Входные двери стояли нараспашку, словно спеша избавиться от непрошеных гостей. Давно сошел снег, солнце вовсю пригревало, и уже робко показалась первая трава, а мимоза не прекращала цвести, и день и ночь наполняя ароматом меда. Март здесь был ласковым и обещал скорое лето.
В сад привели лошадей. Первая пятерка людей ранним утром выехала в столичный Арьент. Следующая в полдень уезжала в прибрежную Альту. Третью направляли в Авилу, названную житницей Ленгерна, а четвертую оставляли в Акиде, но в ее число вошли те, кто постарше.
Сопровождающих набрали из числа стражей, по двое на каждую группу. Это вызывало не меньше сомнений: они казались простой домашней охраной – боровами с грубой силой, но без особого ума или ловкости. Или не так уж эта охрана была проста?
Со второй пятеркой отправлялись Лаэм и Зейн, и Марк подошел к ним, пока они крепили седельные сумки:
– А кроме лошадей у вас есть что-нибудь? На чем вы обычно передвигаетесь? – он остановился от животных на почтительном расстоянии.
– У нас есть паромобили, – ответил Лаэм, с улыбкой щурясь на солнце – ну точно сытый кот, развалившийся на подоконнике.
Марк кивнул. Что-то подобное было ожидаемо: и по прочитанному, и по увиденному. В домах работала канализация, полицейские носили при себе револьверы, с улицы слышались звуки, похожие на скрип шин и гудение клаксонов, а из-за ворот виднелись трубы фабрик, хоть и не слишком много.
– Однако это больше для богачей, – продолжил страж, презрительно фыркая. – Между Акидой и Альтой проходит железная дорога, летают дирижабли, но… В общем, как решили, так и лучше. Что, боишься лошадей? – он ухмыльнулся, взглядом измерив расстояние, на котором остановился Марк.
Тот признался:
– Я любил конные походы, пока лошадь не выкинула меня из седла так, что я сломал руку. Больше не тянет ездить верхом.
Дело было не столько в страхе, сколько в воспоминаниях. Все детство Марк занимался музыкой и хотел связать с этим жизнь, однако сломанная рука перечеркнула мечту, и пусть после неудачи прошло достаточно времени, воспоминание до сих пор вызывали горечь.
Лаэм хохотнул:
– Зейн, покажи своего малыша.
Ехидно улыбаясь, начальник стражи снял с пояса свисток и подул в него.
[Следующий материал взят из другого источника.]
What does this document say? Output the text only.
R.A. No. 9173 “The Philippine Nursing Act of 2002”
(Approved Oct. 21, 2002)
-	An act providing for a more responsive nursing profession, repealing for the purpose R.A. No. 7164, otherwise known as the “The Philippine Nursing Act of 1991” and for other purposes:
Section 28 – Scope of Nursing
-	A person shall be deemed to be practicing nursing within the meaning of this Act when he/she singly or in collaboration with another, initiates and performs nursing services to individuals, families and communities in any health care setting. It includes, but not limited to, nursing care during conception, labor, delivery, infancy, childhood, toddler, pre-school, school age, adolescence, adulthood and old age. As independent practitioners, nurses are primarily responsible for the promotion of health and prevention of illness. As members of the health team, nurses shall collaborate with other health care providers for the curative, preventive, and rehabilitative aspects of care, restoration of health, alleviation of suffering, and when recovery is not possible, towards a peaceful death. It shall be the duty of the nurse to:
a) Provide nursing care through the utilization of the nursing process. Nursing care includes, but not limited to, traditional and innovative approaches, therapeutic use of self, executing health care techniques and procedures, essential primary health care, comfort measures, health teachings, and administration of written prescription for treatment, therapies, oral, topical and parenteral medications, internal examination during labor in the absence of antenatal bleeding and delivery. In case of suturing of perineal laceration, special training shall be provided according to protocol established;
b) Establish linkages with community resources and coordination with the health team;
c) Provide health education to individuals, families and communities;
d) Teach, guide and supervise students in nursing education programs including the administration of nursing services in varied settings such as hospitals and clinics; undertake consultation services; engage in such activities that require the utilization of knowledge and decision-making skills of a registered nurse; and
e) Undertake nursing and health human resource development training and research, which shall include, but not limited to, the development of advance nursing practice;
Прошло не больше пятнадцати секунд, как через двухметровую стену перепрыгнула черная псина размером с лошадь. Марк отшатнулся, но зверь подошел к Зейну и склонил перед ним голову, точно в поклоне. Стало ясно, что это не собака. Телосложением он действительно напоминал борзую, однако тело оказалось более вытянутым и с осиной талией, морда – шире и длиннее, в ней угадывалось что-то лисье. Короткая шерсть была не черной, а серой, как припорошенной пылью.